The cpu load of sharing cases among snowy people is more than 90% (2)

Found that this value immediately went down, and then take a look at the cpu load of more than 90% of the shared cases of CPU (2)

three。 Summarize the conclusion

1. The increase in cpu of the switch is caused by many factors, which is relatively difficult to troubleshoot.

two。 When troubleshooting cpu faults, if there is a sudden increase, it should also be checked from several aspects, mainly to see if there have been any recent business changes.

No changes, no changes in the configuration, etc., may be caused by misoperation, of course, the old machine may also be hardware failure

3. Generally speaking, the increase in traffic has a great impact on the cpu of the switch, such as switch interface forwarding traffic, × × traffic and so on.

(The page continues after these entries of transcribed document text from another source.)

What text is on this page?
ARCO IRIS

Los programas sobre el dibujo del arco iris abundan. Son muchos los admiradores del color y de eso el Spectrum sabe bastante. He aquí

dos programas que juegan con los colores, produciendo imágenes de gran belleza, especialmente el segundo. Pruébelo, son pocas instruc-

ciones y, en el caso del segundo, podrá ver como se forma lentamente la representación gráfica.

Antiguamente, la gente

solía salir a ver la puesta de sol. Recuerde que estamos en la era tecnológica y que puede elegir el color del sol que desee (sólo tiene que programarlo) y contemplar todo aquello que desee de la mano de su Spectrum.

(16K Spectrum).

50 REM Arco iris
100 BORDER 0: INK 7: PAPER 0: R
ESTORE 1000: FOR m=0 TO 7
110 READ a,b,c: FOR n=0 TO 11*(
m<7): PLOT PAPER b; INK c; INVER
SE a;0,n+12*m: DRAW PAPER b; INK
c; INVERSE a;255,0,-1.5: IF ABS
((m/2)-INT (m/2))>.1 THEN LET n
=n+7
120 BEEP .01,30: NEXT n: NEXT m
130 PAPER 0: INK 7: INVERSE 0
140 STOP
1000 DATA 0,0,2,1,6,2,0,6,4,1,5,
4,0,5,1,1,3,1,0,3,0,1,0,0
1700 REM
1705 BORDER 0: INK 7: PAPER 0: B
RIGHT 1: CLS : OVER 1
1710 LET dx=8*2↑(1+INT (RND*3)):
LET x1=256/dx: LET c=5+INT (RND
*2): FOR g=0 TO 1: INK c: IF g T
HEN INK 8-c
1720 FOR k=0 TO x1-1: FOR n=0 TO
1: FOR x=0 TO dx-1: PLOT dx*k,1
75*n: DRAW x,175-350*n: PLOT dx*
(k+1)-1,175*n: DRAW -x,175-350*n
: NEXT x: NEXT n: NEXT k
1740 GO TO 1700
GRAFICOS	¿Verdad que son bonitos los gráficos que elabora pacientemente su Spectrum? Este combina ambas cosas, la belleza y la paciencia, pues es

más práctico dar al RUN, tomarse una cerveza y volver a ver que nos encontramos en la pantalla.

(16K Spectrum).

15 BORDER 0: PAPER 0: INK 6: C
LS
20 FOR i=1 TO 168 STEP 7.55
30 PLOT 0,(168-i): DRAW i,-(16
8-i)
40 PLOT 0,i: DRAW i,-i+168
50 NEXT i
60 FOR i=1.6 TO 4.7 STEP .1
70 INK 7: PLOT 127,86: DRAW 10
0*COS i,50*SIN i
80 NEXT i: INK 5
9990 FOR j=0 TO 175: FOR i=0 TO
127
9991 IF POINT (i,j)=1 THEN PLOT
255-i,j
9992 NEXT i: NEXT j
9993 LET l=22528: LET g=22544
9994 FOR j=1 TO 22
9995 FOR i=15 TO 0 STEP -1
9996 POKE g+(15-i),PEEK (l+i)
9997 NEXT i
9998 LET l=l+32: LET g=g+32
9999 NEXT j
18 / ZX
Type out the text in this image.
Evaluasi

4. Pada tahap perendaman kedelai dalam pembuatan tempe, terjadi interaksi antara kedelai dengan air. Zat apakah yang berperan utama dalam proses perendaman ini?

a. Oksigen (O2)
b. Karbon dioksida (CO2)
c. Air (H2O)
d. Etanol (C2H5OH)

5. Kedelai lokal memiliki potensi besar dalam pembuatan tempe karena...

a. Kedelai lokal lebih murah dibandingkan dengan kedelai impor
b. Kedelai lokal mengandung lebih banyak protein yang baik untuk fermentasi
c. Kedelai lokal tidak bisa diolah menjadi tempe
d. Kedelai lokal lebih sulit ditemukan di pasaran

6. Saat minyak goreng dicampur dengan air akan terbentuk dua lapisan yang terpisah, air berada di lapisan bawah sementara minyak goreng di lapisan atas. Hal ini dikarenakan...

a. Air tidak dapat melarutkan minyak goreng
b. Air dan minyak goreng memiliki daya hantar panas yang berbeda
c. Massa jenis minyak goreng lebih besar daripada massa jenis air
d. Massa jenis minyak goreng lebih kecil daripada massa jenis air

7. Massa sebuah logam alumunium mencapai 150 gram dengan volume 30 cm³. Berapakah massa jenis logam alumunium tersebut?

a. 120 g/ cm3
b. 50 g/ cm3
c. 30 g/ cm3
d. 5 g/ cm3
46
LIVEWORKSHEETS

4. The official website also has many solutions to the problem of rising cpu, which should be combined with other useful resources, such as the traffic in this example.

Monitoring tool Cacti

Welcome to subscribe "Shulou Technology Information " to get latest news, interesting things and hot topics in the IT industry, and controls the hottest and latest Internet news, technology news and IT industry trends.

*The comments in the above article only represent the author's personal views and do not represent the views and positions of this website. If you have more insights, please feel free to contribute and share.